Posted in Media Archive, Social Justice, Social Science, United States, Videos on 2017-04-09 02:35Z by Steven

Understanding Our Roots – White Supremacy is More Than the KKK

TEDxWCC
TEDx Talks
2017-04-05

Hephzibah V. Strmic-Pawl, Assistant Professor of Sociology
Manhattanville College, Purchase, New York

Several strong experiences with the complexities of race as a child led Hephzibah to wanting to escape these problems by becoming a business major and ‘marrying well’. As she embarked on that path she found that solution incomplete and unfulfilling and so move into studying economics and sociology. Since then, she has developed an understanding of how White Privilege and White Supremacy shaped the structures not only of her childhood, but also of our country.
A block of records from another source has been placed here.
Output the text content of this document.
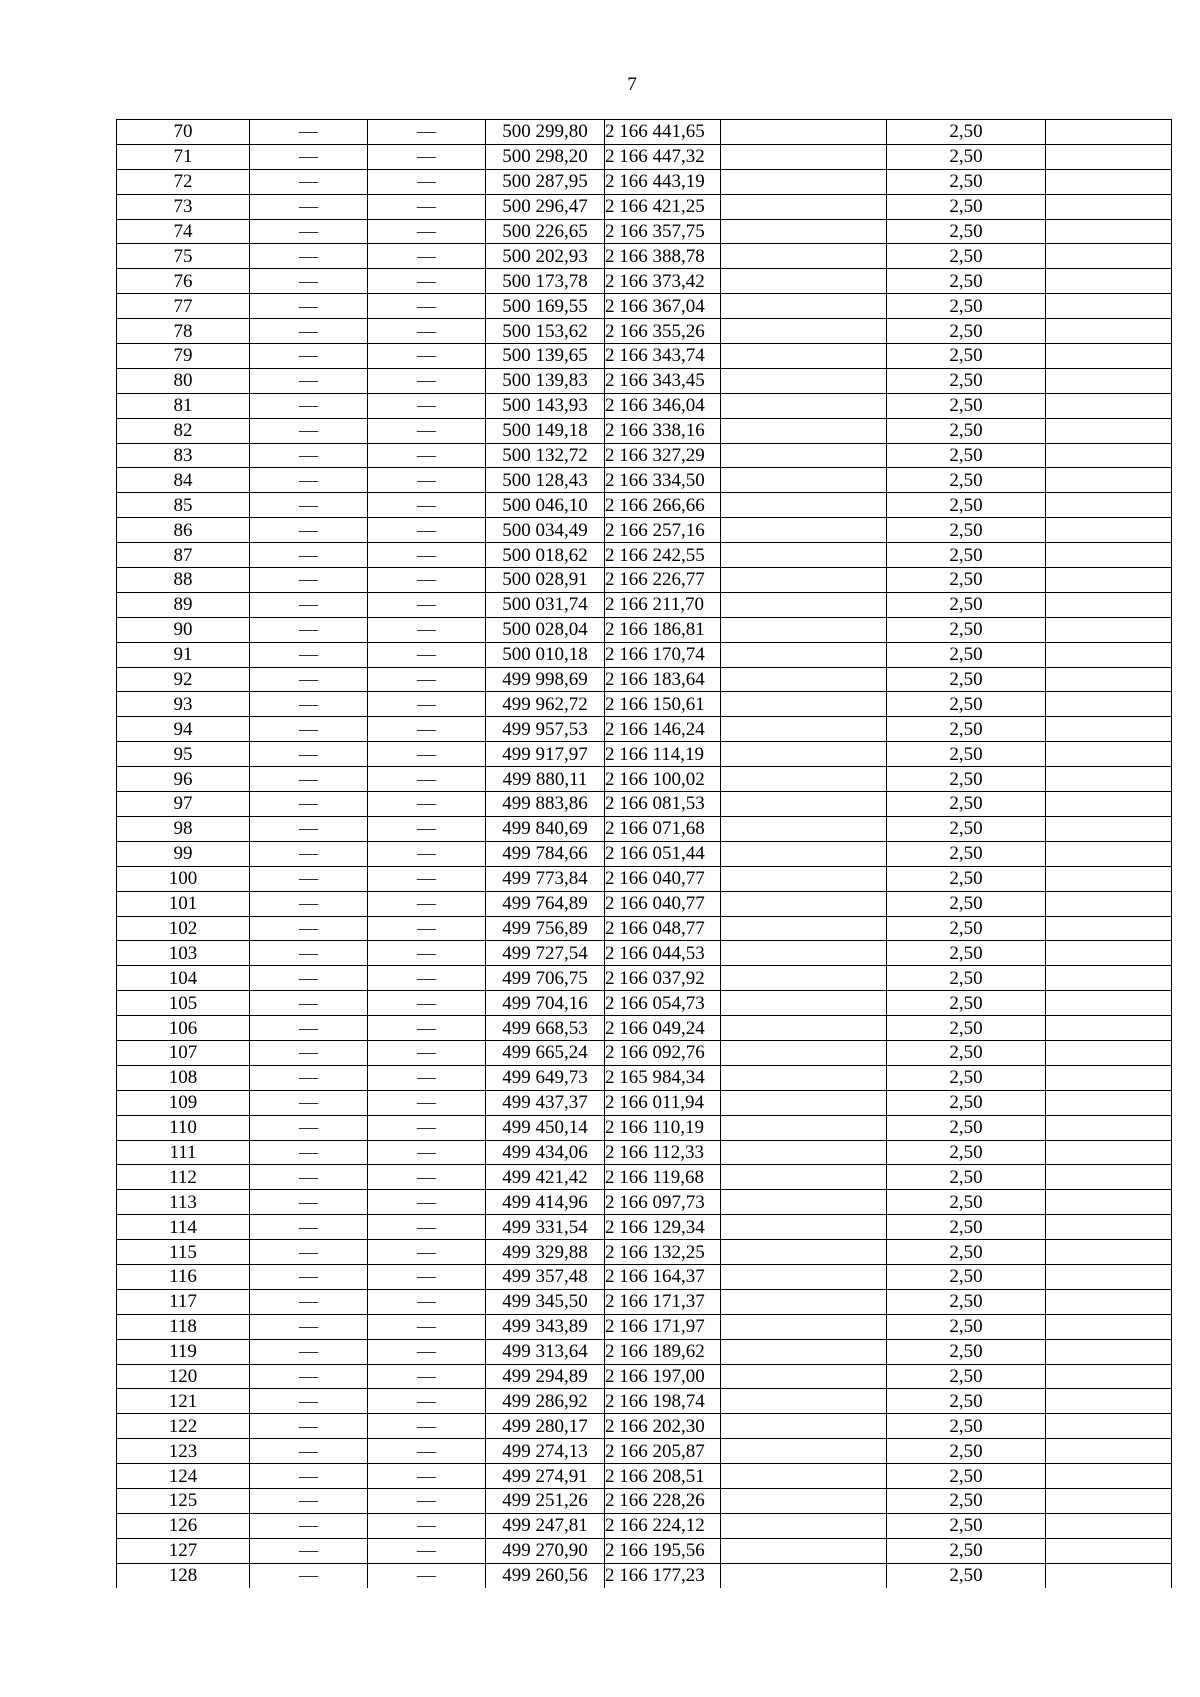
7
70	—	—	500 299,80	2 166 441,65		2,50	
71	—	—	500 298,20	2 166 447,32		2,50	
72	—	—	500 287,95	2 166 443,19		2,50	
73	—	—	500 296,47	2 166 421,25		2,50	
74	—	—	500 226,65	2 166 357,75		2,50	
75	—	—	500 202,93	2 166 388,78		2,50	
76	—	—	500 173,78	2 166 373,42		2,50	
77	—	—	500 169,55	2 166 367,04		2,50	
78	—	—	500 153,62	2 166 355,26		2,50	
79	—	—	500 139,65	2 166 343,74		2,50	
80	—	—	500 139,83	2 166 343,45		2,50	
81	—	—	500 143,93	2 166 346,04		2,50	
82	—	—	500 149,18	2 166 338,16		2,50	
83	—	—	500 132,72	2 166 327,29		2,50	
84	—	—	500 128,43	2 166 334,50		2,50	
85	—	—	500 046,10	2 166 266,66		2,50	
86	—	—	500 034,49	2 166 257,16		2,50	
87	—	—	500 018,62	2 166 242,55		2,50	
88	—	—	500 028,91	2 166 226,77		2,50	
89	—	—	500 031,74	2 166 211,70		2,50	
90	—	—	500 028,04	2 166 186,81		2,50	
91	—	—	500 010,18	2 166 170,74		2,50	
92	—	—	499 998,69	2 166 183,64		2,50	
93	—	—	499 962,72	2 166 150,61		2,50	
94	—	—	499 957,53	2 166 146,24		2,50	
95	—	—	499 917,97	2 166 114,19		2,50	
96	—	—	499 880,11	2 166 100,02		2,50	
97	—	—	499 883,86	2 166 081,53		2,50	
98	—	—	499 840,69	2 166 071,68		2,50	
99	—	—	499 784,66	2 166 051,44		2,50	
100	—	—	499 773,84	2 166 040,77		2,50	
101	—	—	499 764,89	2 166 040,77		2,50	
102	—	—	499 756,89	2 166 048,77		2,50	
103	—	—	499 727,54	2 166 044,53		2,50	
104	—	—	499 706,75	2 166 037,92		2,50	
105	—	—	499 704,16	2 166 054,73		2,50	
106	—	—	499 668,53	2 166 049,24		2,50	
107	—	—	499 665,24	2 166 092,76		2,50	
108	—	—	499 649,73	2 165 984,34		2,50	
109	—	—	499 437,37	2 166 011,94		2,50	
110	—	—	499 450,14	2 166 110,19		2,50	
111	—	—	499 434,06	2 166 112,33		2,50	
112	—	—	499 421,42	2 166 119,68		2,50	
113	—	—	499 414,96	2 166 097,73		2,50	
114	—	—	499 331,54	2 166 129,34		2,50	
115	—	—	499 329,88	2 166 132,25		2,50	
116	—	—	499 357,48	2 166 164,37		2,50	
117	—	—	499 345,50	2 166 171,37		2,50	
118	—	—	499 343,89	2 166 171,97		2,50	
119	—	—	499 313,64	2 166 189,62		2,50	
120	—	—	499 294,89	2 166 197,00		2,50	
121	—	—	499 286,92	2 166 198,74		2,50	
122	—	—	499 280,17	2 166 202,30		2,50	
123	—	—	499 274,13	2 166 205,87		2,50	
124	—	—	499 274,91	2 166 208,51		2,50	
125	—	—	499 251,26	2 166 228,26		2,50	
126	—	—	499 247,81	2 166 224,12		2,50	
127	—	—	499 270,90	2 166 195,56		2,50	
128	—	—	499 260,56	2 166 177,23		2,50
Dr. Hephzibah V. Strmic-Pawl is a sociologist who specializes in the study of race and contemporary racial inequality, and has a focus on American multiracialism. She is the author of the book Multiracialism and Its Discontents: A Comparative Analysis of Asian-White and Black-White Multiracials and co-editor of the reader Race and Ethnicity: Constancy in Change. In addition to her research on multiracialism, she is invested in the pedagogy of race and is beginning new work on gentrification. Dr. strmic-pawl is also the founder of the campaign to create a holiday in honor of the Civil Rights Movement activist, Ella Baker (www.supportellabakerday.com). She is currently an assistant professor at Manhattanville College in Purchase, New York and resides in Brooklyn.